En fallait-il treize ?
13 Reasons Why est une adaptation d’un roman éponyme de Jay Asher et force est d’admettre que Netflix a un peu erré à trop vouloir être fidèle au livre. C’est que le nombre de pages d’un ouvrage peut diverger d’un chapitre à l’autre selon leur importance alors qu’ici, chaque personnage mentionné par Hannah a droit à un épisode de 50 minutes. Après seulement trois d’entre eux, les longueurs sont légion et on n’est pas certain si on aura la force de se rendre jusqu’au treizième. Par exemple, Clay ne cesse de confronter les gens dont il a entendu l’histoire en leur demandant si c’est ce qui s’est réellement passé. Et chaque fois, on lui conseille d’écouter les enregistrements jusqu’au bout avant de se faire une idée. Cette redondance finit par nous taper sur les nerfs.
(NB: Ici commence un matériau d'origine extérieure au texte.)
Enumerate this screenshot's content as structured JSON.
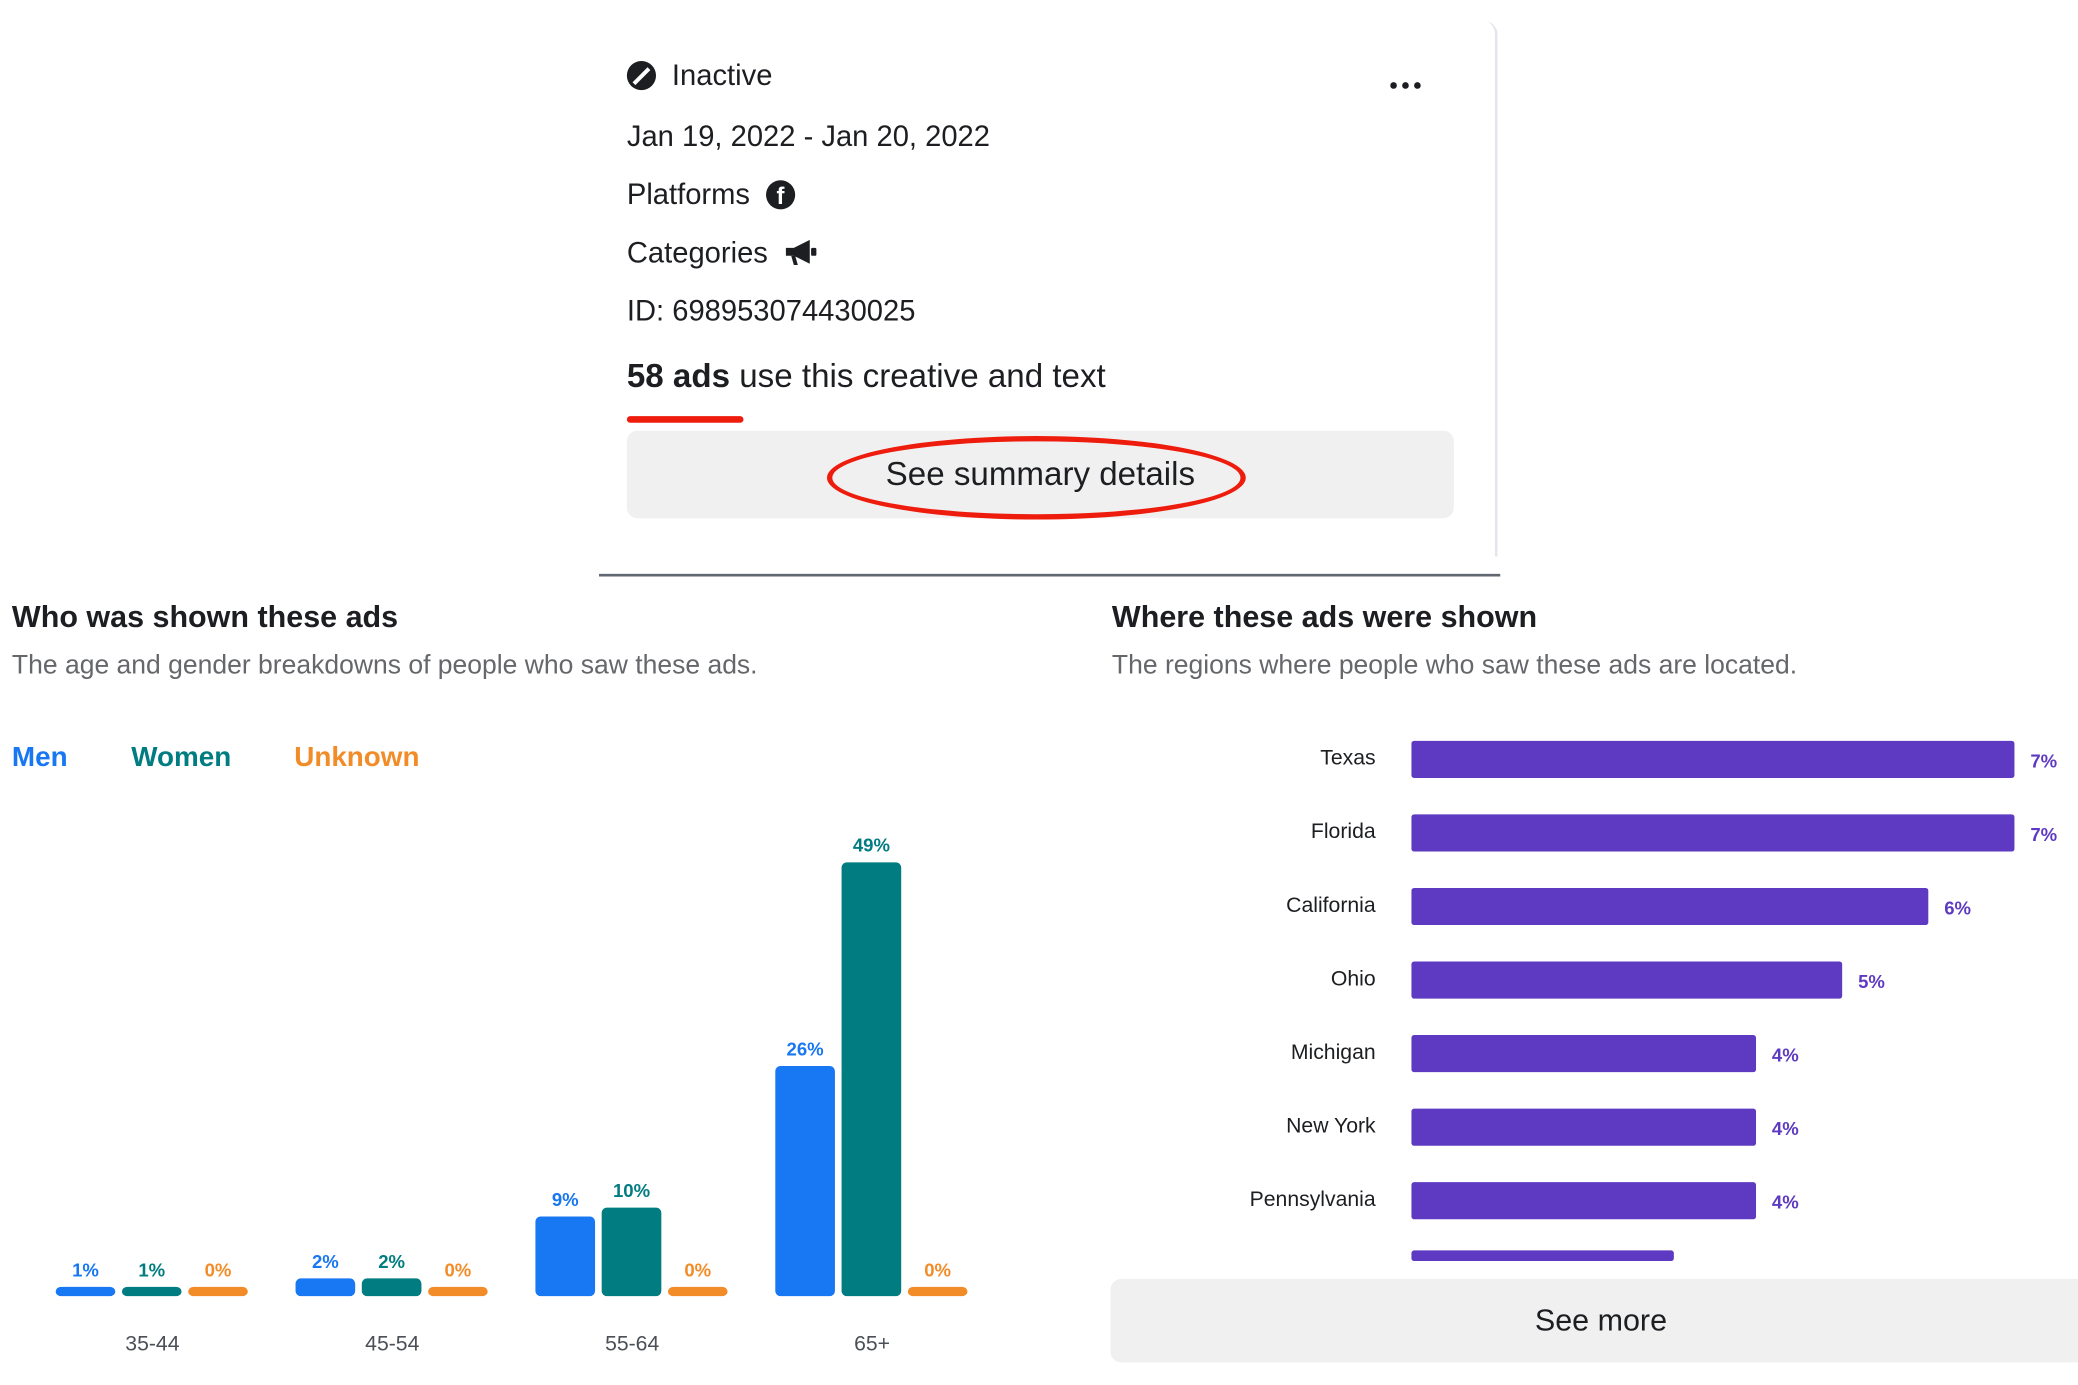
{
  "ad_card": {
    "status": "Inactive",
    "dates": "Jan 19, 2022 - Jan 20, 2022",
    "platforms_label": "Platforms",
    "categories_label": "Categories",
    "id_text": "ID: 698953074430025",
    "ads_count": "58 ads",
    "ads_text": " use this creative and text",
    "summary_button": "See summary details",
    "annotation_color": "#ee1c0c",
    "icons": [
      "status-inactive-icon",
      "more-options-icon",
      "facebook-icon",
      "megaphone-icon"
    ]
  },
  "audience": {
    "title": "Who was shown these ads",
    "subtitle": "The age and gender breakdowns of people who saw these ads.",
    "legend": [
      {
        "label": "Men",
        "color": "#1877f2"
      },
      {
        "label": "Women",
        "color": "#017c80"
      },
      {
        "label": "Unknown",
        "color": "#f28c28"
      }
    ]
  },
  "regions": {
    "title": "Where these ads were shown",
    "subtitle": "The regions where people who saw these ads are located.",
    "see_more": "See more"
  },
  "chart_data": [
    {
      "type": "bar",
      "categories": [
        "35-44",
        "45-54",
        "55-64",
        "65+"
      ],
      "series": [
        {
          "name": "Men",
          "color": "#1877f2",
          "values": [
            1,
            2,
            9,
            26
          ],
          "labels": [
            "1%",
            "2%",
            "9%",
            "26%"
          ]
        },
        {
          "name": "Women",
          "color": "#017c80",
          "values": [
            1,
            2,
            10,
            49
          ],
          "labels": [
            "1%",
            "2%",
            "10%",
            "49%"
          ]
        },
        {
          "name": "Unknown",
          "color": "#f28c28",
          "values": [
            0,
            0,
            0,
            0
          ],
          "labels": [
            "0%",
            "0%",
            "0%",
            "0%"
          ]
        }
      ],
      "ylim": [
        0,
        50
      ],
      "legend_position": "top-left"
    },
    {
      "type": "bar",
      "orientation": "horizontal",
      "color": "#5e3ac2",
      "categories": [
        "Texas",
        "Florida",
        "California",
        "Ohio",
        "Michigan",
        "New York",
        "Pennsylvania"
      ],
      "values": [
        7,
        7,
        6,
        5,
        4,
        4,
        4
      ],
      "labels": [
        "7%",
        "7%",
        "6%",
        "5%",
        "4%",
        "4%",
        "4%"
      ],
      "xlim": [
        0,
        7
      ]
    }
  ]
}
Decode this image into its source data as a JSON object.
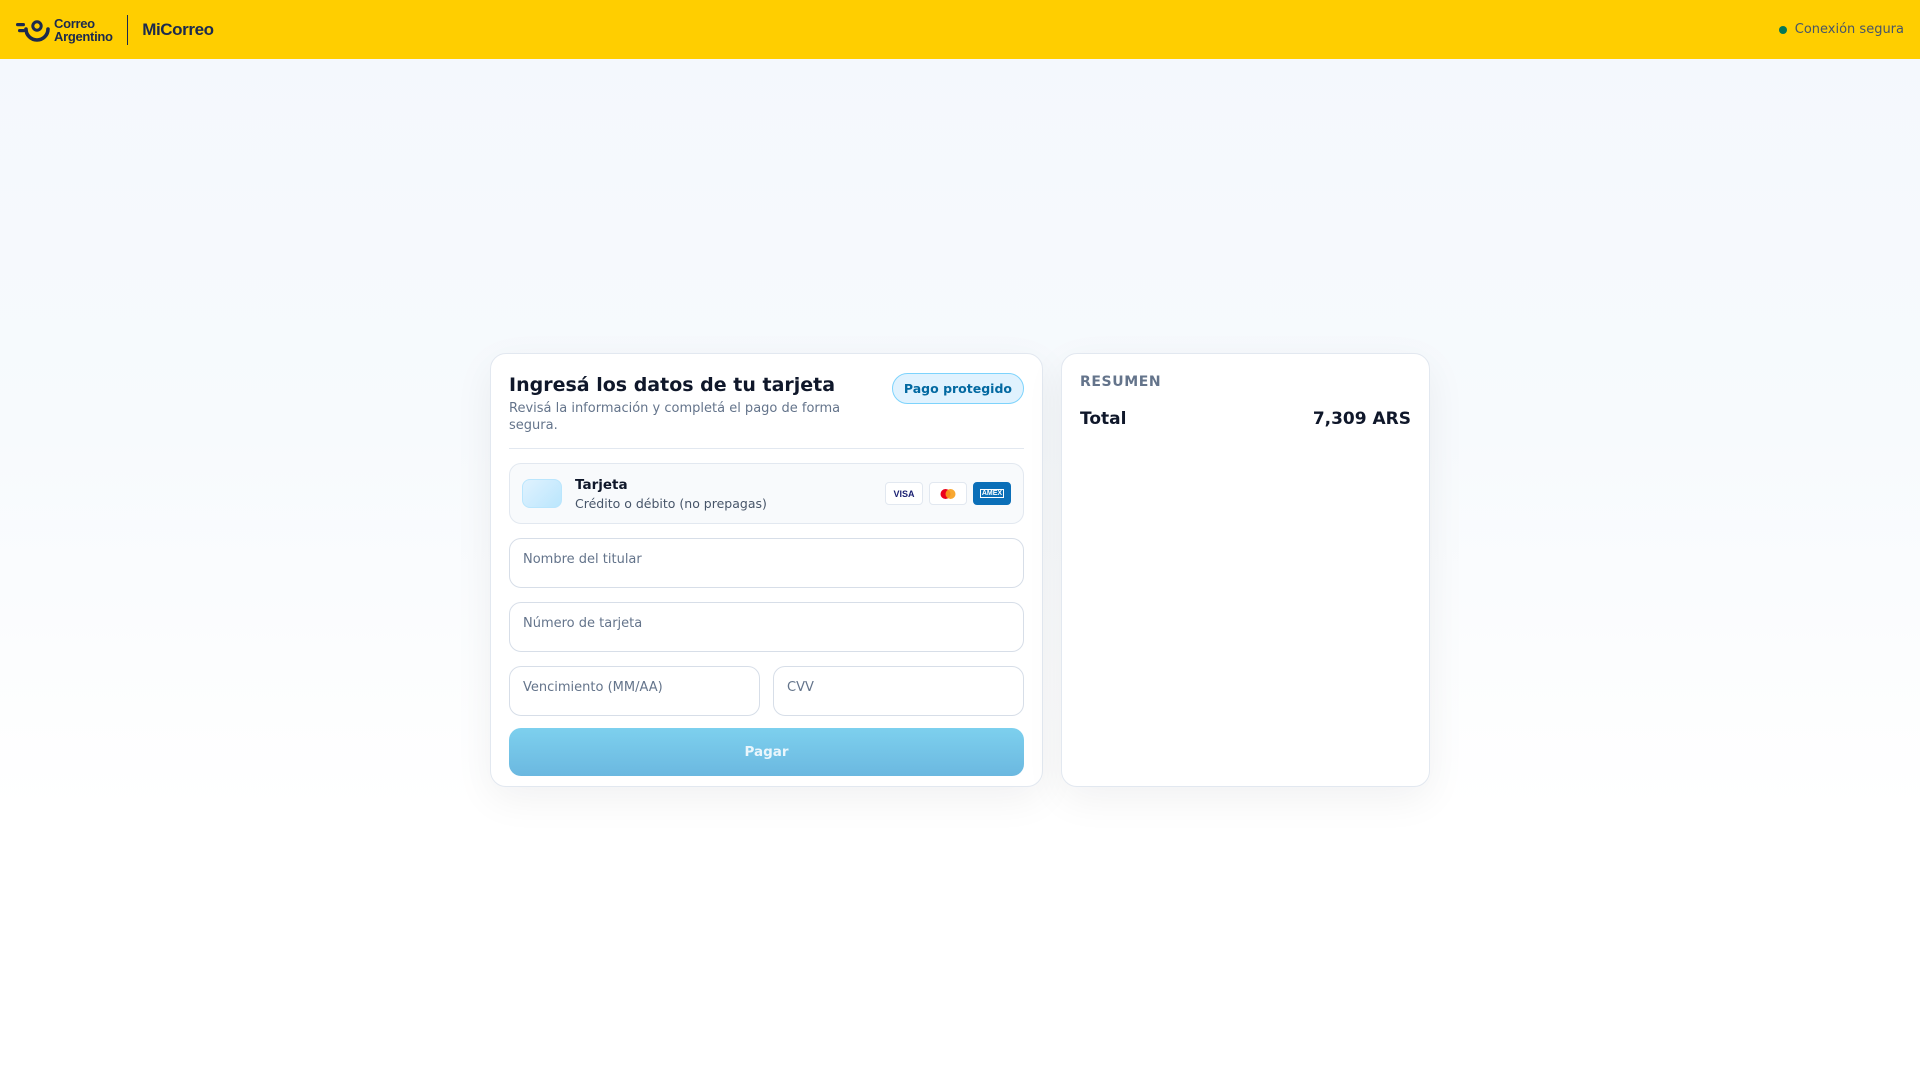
{
  "header": {
    "logo_line1": "Correo",
    "logo_line2": "Argentino",
    "product": "MiCorreo",
    "secure_label": "Conexión segura",
    "brand_color": "#ffce00"
  },
  "payment": {
    "title": "Ingresá los datos de tu tarjeta",
    "subtitle": "Revisá la información y completá el pago de forma segura.",
    "badge": "Pago protegido",
    "method": {
      "label": "Tarjeta",
      "description": "Crédito o débito (no prepagas)",
      "brands": [
        "VISA",
        "mastercard-icon",
        "AMEX"
      ]
    },
    "fields": {
      "holder_placeholder": "Nombre del titular",
      "number_placeholder": "Número de tarjeta",
      "expiry_placeholder": "Vencimiento (MM/AA)",
      "cvv_placeholder": "CVV"
    },
    "submit_label": "Pagar"
  },
  "summary": {
    "title": "RESUMEN",
    "total_label": "Total",
    "total_value": "7,309 ARS"
  }
}
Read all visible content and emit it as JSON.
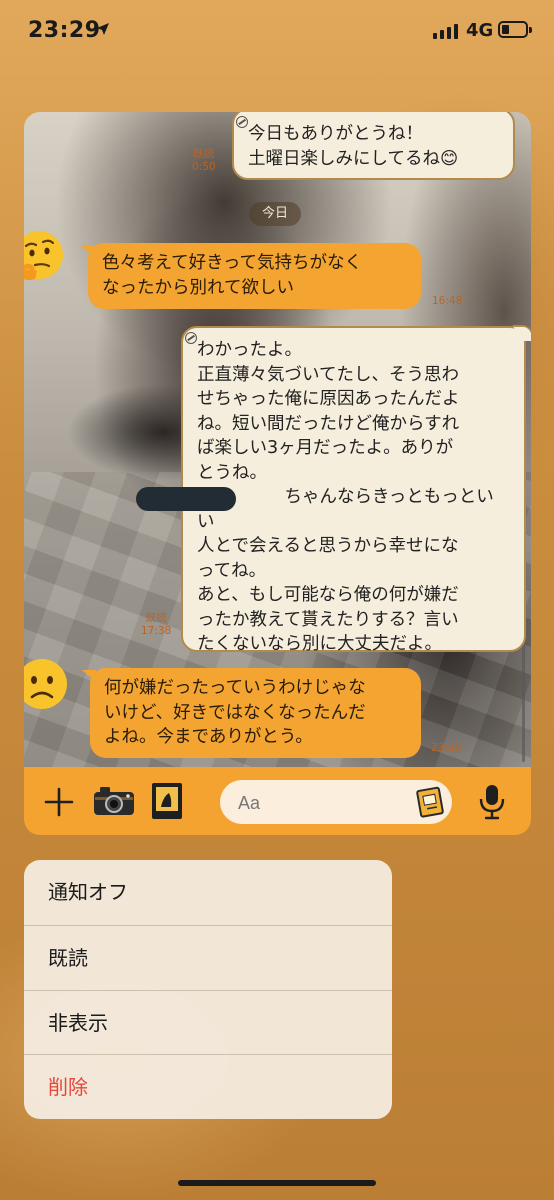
{
  "status_bar": {
    "time": "23:29",
    "network": "4G",
    "signal_bars": 4,
    "battery_level": 0.25
  },
  "chat": {
    "date_divider": "今日",
    "messages": [
      {
        "sender": "me",
        "lines": [
          "今日もありがとうね！",
          "土曜日楽しみにしてるね😊"
        ],
        "read_label": "既読",
        "time": "0:50"
      },
      {
        "sender": "them",
        "avatar": "thinking-face",
        "lines": [
          "色々考えて好きって気持ちがなく",
          "なったから別れて欲しい"
        ],
        "time": "16:48"
      },
      {
        "sender": "me",
        "lines": [
          "わかったよ。",
          "正直薄々気づいてたし、そう思わ",
          "せちゃった俺に原因あったんだよ",
          "ね。短い間だったけど俺からすれ",
          "ば楽しい3ヶ月だったよ。ありが",
          "とうね。",
          "　　　　　ちゃんならきっともっといい",
          "人とで会えると思うから幸せにな",
          "ってね。",
          "あと、もし可能なら俺の何が嫌だ",
          "ったか教えて貰えたりする？言い",
          "たくないなら別に大丈夫だよ。"
        ],
        "read_label": "既読",
        "time": "17:38"
      },
      {
        "sender": "them",
        "avatar": "frowning-face",
        "lines": [
          "何が嫌だったっていうわけじゃな",
          "いけど、好きではなくなったんだ",
          "よね。今までありがとう。"
        ],
        "time": "23:29"
      }
    ]
  },
  "input_bar": {
    "placeholder": "Aa"
  },
  "context_menu": {
    "items": [
      {
        "label": "通知オフ",
        "destructive": false
      },
      {
        "label": "既読",
        "destructive": false
      },
      {
        "label": "非表示",
        "destructive": false
      },
      {
        "label": "削除",
        "destructive": true
      }
    ]
  },
  "colors": {
    "accent_orange": "#f3a431",
    "my_bubble": "#f6eedd",
    "delete_red": "#e8463b"
  }
}
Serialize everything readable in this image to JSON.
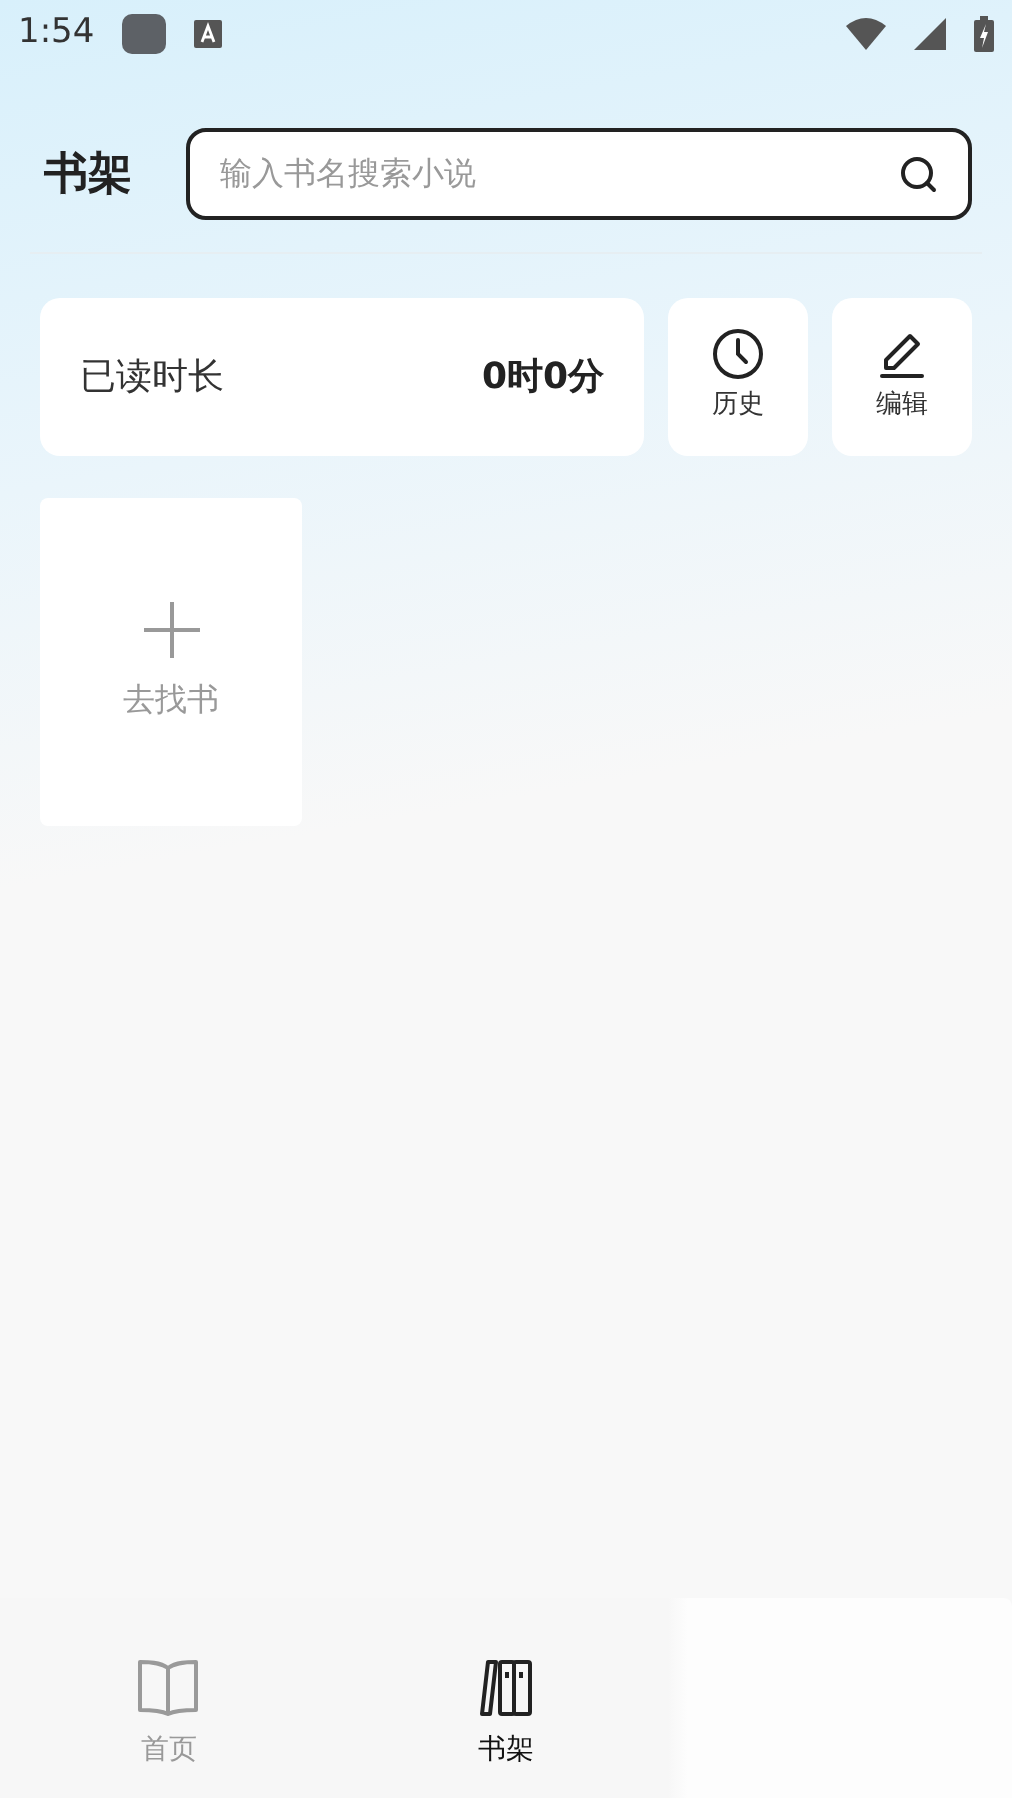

Dans la même veine, il y a cette narration que l’on entend sur les cassettes qui est beaucoup trop littéraire. Hannah affirme par exemple : « Do what I say. Not more, not less. You’re being watched. » ou encore « Now, it won’t always be easy. It might even hurt a bit. Or a bit more than a bit. That depends on you. But fear not, we’ll get through this. Step by step, tape by tape. » Un suicide n’étant pas nécessairement planifié longtemps à l’avance, on a l’impression qu’elle a passé plus d’heures à narrer ses tristes événements que de les vivre ! Sinon, pourquoi des cassettes audios ? On ne cesse en effet de mettre l’accent sur ce média obsolète dans le premier épisode. Et lorsqu’on y regarde de plus près, c’est toute la série qui a un look rétro ; des costumes portés par les protagonistes, aux coupes de cheveux en passant la musique qu’ils écoutent. Certes, il y a une certaine unité au sein de la mise en scène, mais en quoi celle-ci vient-elle renforcer son propos ? À un moment, il y a la mère d’Hanna (Kate Walsh) qui se retrouve dans une des toilettes du lycée de sa fille peu de temps après avoir brièvement conversé avec le directeur de l’école. On la voit abasourdie par le nombre de ragots dégradants écrits sur les murs où on a unetelle qui est traitée de salope, une autre dont on rit de son poids, etc. Bien que la scène soit forte émotivement, afin d’interpeller correctement l’auditoire visé, n’aurait-on pas dû mettre davantage l’accent sur l’intimidation à travers l’usage des réseaux sociaux ? L’utilisation de ceux-ci est à peine abordée, ce que l’on s’explique mal.
Il est difficile à ce stade d’affirmer si la saison vaut la peine d’être vue au complet ou pas en raison de la profusion des irritants mentionnés ci-haut. En temps normal, il devrait s’agir ici d’une série unique puisque Jay Asher n’a jamais écrit une suite à son best-seller. Par contre, selon certains, la fin de 13 Reasons Why diffère délibérément du livre. Est-ce à dire que Netflix prévoit une seconde saison ? C’est en tout cas à son habitude, pour le meilleur ou pour le pire.